British Airways to resume Pakistan flights after a decade in next summer
British Airways will resume flights to Pakistan next year after a 10-year absence that followed a major hotel bombing, becoming the first Western airline to restart flights to the South Asian nation.
BA halted flights following one of the most high-profile attacks in Pakistan’s history, the 2008 Marriott Hotel bombing in the capital, Islamabad, which took place during a period of devastating Islamist militant violence that swept the country.
But security has since improved, with militant attacks sharply down in the mainly Muslim country of 208 million people. In Islamabad, a web of road checkpoints dotted across the city for more than a decade has mostly been dismantled.

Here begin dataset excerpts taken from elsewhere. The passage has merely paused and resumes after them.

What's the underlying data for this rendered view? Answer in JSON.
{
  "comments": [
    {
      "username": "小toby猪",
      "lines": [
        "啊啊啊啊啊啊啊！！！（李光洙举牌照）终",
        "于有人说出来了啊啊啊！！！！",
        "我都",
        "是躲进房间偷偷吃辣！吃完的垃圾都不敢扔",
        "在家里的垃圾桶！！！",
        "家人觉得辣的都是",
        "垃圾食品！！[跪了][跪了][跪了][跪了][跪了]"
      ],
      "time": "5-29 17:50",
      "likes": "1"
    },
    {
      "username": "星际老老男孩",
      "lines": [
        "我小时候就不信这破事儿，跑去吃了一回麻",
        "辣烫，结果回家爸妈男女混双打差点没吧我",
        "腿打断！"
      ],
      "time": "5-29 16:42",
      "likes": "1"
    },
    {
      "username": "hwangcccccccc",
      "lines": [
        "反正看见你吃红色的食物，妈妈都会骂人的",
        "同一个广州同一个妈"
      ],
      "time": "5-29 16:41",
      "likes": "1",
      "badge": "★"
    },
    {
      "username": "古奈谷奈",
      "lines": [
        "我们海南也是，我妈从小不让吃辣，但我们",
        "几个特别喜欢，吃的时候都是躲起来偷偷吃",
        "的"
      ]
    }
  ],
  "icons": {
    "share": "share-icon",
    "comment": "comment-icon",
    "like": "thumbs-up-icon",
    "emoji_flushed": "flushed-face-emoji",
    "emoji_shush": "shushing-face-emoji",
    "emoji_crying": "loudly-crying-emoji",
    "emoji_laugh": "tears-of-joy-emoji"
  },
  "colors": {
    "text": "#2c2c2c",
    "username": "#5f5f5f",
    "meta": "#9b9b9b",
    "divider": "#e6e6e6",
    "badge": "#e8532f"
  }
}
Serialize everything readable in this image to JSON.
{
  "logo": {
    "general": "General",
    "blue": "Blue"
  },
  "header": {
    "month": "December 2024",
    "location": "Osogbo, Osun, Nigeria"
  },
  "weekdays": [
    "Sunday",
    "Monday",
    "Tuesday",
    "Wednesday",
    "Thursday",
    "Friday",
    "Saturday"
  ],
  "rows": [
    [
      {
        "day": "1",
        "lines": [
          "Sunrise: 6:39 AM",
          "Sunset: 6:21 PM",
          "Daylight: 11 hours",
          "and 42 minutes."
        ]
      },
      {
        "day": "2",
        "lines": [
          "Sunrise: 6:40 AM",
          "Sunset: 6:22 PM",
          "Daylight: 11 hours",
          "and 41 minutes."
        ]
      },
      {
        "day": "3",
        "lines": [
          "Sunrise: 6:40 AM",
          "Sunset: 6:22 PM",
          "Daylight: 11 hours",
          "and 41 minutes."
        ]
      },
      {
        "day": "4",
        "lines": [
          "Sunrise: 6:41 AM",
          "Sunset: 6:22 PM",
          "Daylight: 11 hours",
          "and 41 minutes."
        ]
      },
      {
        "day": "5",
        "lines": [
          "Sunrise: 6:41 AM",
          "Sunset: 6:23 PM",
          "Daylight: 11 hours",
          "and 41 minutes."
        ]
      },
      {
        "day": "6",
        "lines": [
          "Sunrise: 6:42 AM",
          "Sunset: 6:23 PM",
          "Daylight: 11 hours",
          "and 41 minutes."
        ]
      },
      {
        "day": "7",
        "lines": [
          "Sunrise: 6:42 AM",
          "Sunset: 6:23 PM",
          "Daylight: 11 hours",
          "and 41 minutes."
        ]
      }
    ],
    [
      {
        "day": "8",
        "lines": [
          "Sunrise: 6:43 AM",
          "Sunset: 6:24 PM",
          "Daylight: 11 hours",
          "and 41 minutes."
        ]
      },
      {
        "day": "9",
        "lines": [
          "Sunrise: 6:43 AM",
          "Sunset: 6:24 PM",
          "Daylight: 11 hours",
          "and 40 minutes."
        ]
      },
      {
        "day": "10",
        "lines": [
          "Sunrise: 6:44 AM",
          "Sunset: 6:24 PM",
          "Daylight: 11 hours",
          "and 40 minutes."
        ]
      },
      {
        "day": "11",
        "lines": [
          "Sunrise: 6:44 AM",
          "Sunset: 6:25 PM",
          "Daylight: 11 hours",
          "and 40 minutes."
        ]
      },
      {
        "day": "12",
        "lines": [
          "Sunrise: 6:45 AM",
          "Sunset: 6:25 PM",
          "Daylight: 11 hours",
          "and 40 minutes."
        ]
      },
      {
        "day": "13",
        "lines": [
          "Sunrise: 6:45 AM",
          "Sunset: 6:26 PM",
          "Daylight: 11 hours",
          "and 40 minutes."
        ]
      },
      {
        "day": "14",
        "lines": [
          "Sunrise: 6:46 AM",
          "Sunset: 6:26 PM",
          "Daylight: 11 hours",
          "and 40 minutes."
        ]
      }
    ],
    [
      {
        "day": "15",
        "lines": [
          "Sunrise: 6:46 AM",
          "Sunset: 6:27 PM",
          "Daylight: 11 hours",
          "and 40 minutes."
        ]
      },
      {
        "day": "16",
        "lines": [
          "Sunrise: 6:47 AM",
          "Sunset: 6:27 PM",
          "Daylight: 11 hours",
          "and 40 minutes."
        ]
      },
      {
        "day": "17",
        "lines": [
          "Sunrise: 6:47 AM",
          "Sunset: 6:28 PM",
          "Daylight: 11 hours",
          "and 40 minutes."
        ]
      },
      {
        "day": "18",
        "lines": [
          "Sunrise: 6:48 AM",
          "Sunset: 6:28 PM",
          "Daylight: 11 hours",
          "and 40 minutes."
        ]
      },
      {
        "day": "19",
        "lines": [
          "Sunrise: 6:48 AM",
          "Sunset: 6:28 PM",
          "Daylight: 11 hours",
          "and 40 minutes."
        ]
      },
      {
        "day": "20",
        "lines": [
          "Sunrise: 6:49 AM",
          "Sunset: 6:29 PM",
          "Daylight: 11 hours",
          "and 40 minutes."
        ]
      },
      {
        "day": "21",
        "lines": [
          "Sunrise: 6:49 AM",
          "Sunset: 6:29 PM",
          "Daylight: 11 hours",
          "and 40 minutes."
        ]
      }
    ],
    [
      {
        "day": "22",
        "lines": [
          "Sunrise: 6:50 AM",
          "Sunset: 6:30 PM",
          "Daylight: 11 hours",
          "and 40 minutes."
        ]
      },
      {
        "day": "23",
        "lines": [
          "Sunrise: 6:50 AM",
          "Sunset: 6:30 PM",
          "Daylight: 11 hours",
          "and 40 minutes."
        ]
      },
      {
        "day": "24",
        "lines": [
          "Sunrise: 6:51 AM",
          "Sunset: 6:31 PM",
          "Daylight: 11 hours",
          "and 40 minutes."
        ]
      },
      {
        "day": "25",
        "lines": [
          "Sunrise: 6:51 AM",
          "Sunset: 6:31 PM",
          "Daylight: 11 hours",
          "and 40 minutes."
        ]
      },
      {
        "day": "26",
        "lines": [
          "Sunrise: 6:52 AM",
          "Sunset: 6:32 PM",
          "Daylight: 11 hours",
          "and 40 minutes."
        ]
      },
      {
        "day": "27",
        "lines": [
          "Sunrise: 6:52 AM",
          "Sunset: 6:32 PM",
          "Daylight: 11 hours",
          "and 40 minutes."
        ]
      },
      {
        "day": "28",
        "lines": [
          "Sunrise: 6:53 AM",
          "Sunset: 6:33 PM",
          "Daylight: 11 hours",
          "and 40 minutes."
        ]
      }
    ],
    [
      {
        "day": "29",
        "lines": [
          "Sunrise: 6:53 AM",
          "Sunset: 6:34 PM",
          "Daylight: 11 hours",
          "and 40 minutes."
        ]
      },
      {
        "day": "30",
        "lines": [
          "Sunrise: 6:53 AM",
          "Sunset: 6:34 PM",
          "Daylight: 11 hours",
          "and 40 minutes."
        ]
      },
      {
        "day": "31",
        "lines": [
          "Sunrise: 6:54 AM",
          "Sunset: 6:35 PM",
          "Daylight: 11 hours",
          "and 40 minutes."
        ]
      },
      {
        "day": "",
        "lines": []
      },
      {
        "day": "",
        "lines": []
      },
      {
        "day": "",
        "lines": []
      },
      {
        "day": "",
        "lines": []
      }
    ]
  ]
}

Robert Williams, BA head of sales for Asia-Pacific and the Middle East, says it’s going to be “exciting to be flying between Islamabad and Heathrow” again.
Thomas Drew, Britain’s top diplomat in Pakistan, said the resumption of flights “will give a particular boost to our growing trade and investment links.”
BA said flights would resume on June 2, 2019, three times a week and that “tickets are on sale from today.”
The announcement was made by BA’s Head of Asia Pacific and Middle East Sales Robert Williams in a joint press conference with Prime Minister’s Special Assistant on Overseas Pakistanis Zulfi Bukhari and Commerce Advisor Abdul Razak Dawood.